Some days, it feels like a crab spider has sprung out from the dark side of your thistle blossom and squeezed you, until setting you free. At least, if you’re a bumblebee, you’ve had those days — and afterward, a sugary snack helps them bounce back. It’s not far from how humans might grab a pint of ice cream to deal with a rough day.

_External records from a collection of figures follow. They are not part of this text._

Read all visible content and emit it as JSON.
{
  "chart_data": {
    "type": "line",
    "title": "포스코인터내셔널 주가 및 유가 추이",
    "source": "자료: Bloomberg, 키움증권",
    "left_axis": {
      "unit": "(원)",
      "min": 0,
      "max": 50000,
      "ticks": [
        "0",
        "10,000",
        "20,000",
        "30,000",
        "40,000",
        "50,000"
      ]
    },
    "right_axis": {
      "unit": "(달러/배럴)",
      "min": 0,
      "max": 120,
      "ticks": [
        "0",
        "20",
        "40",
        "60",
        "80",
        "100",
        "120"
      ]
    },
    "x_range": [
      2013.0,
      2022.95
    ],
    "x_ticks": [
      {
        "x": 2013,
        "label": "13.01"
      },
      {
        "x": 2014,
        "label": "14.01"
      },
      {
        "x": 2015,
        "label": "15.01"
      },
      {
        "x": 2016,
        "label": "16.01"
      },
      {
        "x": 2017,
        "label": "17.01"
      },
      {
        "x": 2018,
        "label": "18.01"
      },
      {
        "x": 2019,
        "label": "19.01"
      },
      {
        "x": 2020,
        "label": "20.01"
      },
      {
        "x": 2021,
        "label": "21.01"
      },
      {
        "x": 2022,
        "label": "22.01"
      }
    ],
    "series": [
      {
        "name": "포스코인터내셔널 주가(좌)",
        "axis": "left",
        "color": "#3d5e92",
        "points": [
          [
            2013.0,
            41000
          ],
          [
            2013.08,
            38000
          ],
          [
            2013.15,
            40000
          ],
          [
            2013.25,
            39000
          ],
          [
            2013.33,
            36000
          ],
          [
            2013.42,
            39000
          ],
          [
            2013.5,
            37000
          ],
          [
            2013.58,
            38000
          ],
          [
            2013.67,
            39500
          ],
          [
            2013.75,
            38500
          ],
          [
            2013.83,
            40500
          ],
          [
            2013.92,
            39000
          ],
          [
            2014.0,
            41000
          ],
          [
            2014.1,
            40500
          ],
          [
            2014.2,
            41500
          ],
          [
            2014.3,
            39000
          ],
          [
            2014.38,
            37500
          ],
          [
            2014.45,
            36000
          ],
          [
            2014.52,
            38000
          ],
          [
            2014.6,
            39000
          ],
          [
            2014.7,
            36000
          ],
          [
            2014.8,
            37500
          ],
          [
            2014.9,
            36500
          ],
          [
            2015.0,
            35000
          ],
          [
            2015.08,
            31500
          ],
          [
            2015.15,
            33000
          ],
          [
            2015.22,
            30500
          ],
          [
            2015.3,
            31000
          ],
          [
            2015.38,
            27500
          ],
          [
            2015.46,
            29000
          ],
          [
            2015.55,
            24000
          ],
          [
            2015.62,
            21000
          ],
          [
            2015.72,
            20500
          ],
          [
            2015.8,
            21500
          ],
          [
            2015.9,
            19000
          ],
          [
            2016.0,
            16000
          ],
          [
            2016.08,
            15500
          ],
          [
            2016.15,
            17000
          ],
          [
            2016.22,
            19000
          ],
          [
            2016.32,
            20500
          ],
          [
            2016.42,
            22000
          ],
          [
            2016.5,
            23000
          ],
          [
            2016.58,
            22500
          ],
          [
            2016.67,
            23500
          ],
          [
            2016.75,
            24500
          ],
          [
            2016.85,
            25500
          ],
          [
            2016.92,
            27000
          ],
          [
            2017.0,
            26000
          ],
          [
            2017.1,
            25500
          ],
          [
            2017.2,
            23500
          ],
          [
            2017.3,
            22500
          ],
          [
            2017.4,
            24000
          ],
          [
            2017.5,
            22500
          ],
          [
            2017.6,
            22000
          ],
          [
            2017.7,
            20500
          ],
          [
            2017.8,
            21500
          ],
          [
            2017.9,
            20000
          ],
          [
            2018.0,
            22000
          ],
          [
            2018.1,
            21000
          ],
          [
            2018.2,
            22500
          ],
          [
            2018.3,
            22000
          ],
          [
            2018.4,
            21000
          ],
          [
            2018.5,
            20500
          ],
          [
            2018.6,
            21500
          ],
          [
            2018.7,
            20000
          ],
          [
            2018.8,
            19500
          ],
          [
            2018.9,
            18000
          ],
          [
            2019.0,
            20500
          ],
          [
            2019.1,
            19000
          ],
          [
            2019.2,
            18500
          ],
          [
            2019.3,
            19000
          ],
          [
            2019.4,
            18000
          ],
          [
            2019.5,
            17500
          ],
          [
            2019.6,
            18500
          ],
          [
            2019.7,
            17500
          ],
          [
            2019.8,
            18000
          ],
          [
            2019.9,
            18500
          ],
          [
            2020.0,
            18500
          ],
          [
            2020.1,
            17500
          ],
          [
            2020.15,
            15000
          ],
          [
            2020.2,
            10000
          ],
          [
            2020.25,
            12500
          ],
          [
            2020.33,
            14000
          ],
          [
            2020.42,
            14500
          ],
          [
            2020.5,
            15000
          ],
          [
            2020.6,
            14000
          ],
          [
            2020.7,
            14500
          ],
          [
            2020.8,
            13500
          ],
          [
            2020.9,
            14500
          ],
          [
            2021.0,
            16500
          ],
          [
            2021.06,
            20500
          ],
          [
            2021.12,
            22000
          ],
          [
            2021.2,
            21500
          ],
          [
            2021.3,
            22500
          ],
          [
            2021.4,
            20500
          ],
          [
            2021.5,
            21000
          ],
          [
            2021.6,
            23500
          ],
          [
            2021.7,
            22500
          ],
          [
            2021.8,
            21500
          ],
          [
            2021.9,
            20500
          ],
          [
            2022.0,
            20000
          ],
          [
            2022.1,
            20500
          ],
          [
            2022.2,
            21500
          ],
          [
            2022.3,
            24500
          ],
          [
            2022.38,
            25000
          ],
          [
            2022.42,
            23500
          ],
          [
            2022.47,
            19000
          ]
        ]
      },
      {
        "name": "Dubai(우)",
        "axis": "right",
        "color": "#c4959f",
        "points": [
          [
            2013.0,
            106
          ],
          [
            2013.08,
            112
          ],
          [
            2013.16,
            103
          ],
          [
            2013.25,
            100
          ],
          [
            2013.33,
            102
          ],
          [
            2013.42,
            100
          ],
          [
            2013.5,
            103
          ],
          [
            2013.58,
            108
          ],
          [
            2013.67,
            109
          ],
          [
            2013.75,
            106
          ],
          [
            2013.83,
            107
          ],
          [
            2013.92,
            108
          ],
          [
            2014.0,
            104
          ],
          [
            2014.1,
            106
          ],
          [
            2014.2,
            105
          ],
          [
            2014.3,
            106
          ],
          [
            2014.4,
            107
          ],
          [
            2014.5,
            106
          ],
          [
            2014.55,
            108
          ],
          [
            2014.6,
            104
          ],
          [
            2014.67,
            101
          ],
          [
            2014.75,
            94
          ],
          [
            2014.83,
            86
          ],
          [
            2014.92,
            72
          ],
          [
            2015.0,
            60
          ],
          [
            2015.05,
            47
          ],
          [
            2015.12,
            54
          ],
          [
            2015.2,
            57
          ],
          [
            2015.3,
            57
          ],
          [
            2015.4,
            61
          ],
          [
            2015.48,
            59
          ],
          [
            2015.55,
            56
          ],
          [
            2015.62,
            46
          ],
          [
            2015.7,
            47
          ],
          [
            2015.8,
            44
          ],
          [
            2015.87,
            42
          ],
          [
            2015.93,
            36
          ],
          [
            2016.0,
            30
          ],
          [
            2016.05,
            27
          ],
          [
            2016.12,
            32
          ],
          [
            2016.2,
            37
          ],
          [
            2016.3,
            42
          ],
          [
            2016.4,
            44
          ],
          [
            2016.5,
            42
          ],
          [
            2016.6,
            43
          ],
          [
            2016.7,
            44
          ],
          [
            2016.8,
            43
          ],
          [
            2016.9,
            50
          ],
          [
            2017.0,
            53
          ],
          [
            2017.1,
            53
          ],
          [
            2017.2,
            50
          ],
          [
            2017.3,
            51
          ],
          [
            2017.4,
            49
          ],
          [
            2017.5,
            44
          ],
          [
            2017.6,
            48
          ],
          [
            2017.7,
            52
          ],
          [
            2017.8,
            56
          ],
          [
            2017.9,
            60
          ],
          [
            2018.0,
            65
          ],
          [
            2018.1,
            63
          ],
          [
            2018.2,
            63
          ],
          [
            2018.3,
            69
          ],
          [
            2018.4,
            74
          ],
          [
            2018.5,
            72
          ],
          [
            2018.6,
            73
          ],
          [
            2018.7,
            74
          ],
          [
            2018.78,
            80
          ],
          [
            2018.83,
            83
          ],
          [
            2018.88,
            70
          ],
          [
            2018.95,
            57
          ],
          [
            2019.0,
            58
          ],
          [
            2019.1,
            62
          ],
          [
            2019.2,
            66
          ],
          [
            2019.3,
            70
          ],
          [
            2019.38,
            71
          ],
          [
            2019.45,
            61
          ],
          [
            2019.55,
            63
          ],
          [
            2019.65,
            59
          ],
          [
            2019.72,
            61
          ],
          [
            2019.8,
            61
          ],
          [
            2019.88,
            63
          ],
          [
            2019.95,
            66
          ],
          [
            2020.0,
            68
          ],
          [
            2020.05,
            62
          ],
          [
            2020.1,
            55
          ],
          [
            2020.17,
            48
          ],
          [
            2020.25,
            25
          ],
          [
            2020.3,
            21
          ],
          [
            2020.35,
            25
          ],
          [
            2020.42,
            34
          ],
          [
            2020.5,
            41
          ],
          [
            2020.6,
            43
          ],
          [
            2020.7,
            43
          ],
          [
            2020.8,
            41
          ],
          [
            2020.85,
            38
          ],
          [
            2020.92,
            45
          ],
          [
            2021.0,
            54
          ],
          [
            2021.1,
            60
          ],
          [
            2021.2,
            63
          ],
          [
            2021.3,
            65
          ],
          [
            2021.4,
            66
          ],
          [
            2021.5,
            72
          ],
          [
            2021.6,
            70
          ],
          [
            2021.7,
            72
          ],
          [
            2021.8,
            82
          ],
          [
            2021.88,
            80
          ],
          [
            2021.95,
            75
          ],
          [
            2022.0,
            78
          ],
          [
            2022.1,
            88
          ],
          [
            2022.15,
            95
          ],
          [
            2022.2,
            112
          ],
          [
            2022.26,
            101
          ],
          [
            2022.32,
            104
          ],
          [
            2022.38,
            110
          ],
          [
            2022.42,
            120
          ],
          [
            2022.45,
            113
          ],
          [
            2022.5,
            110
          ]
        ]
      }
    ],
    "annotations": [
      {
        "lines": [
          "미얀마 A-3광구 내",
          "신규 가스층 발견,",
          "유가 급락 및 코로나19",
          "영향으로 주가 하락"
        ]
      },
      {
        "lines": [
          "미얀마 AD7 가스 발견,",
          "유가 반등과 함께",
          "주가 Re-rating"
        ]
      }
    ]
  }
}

After experiencing a simulated attack, the bees on a sugar-high flew to a feeder four times faster than the sugar-free bees. They were able to recover from the trauma if they were full of a feel-good treat.

Although these experiments show that bees are doing a lot of cognitive work in the brain the size of a sesame seed, the researchers are careful with their terminology around what emotions, feelings, and free will mean when it comes to insects. It’s hard to say definitively that a bug’s life has the capacity for joy or fear — but they do fulfill the same criteria that’s used to study expression in infants and nonverbal mammals. “That feeling inside is what’s so close to us and makes emotion present in our lives? Emotions are a lot more than that,” Perry says. Whether insects tremble in terror when you’re about to smack them is still unknown, but this study and those like it opens potential for more research.

“We’re understanding that insects aren’t these behaviorally rigid machines,” Perry says. “They’re much more complex than we have often thought.”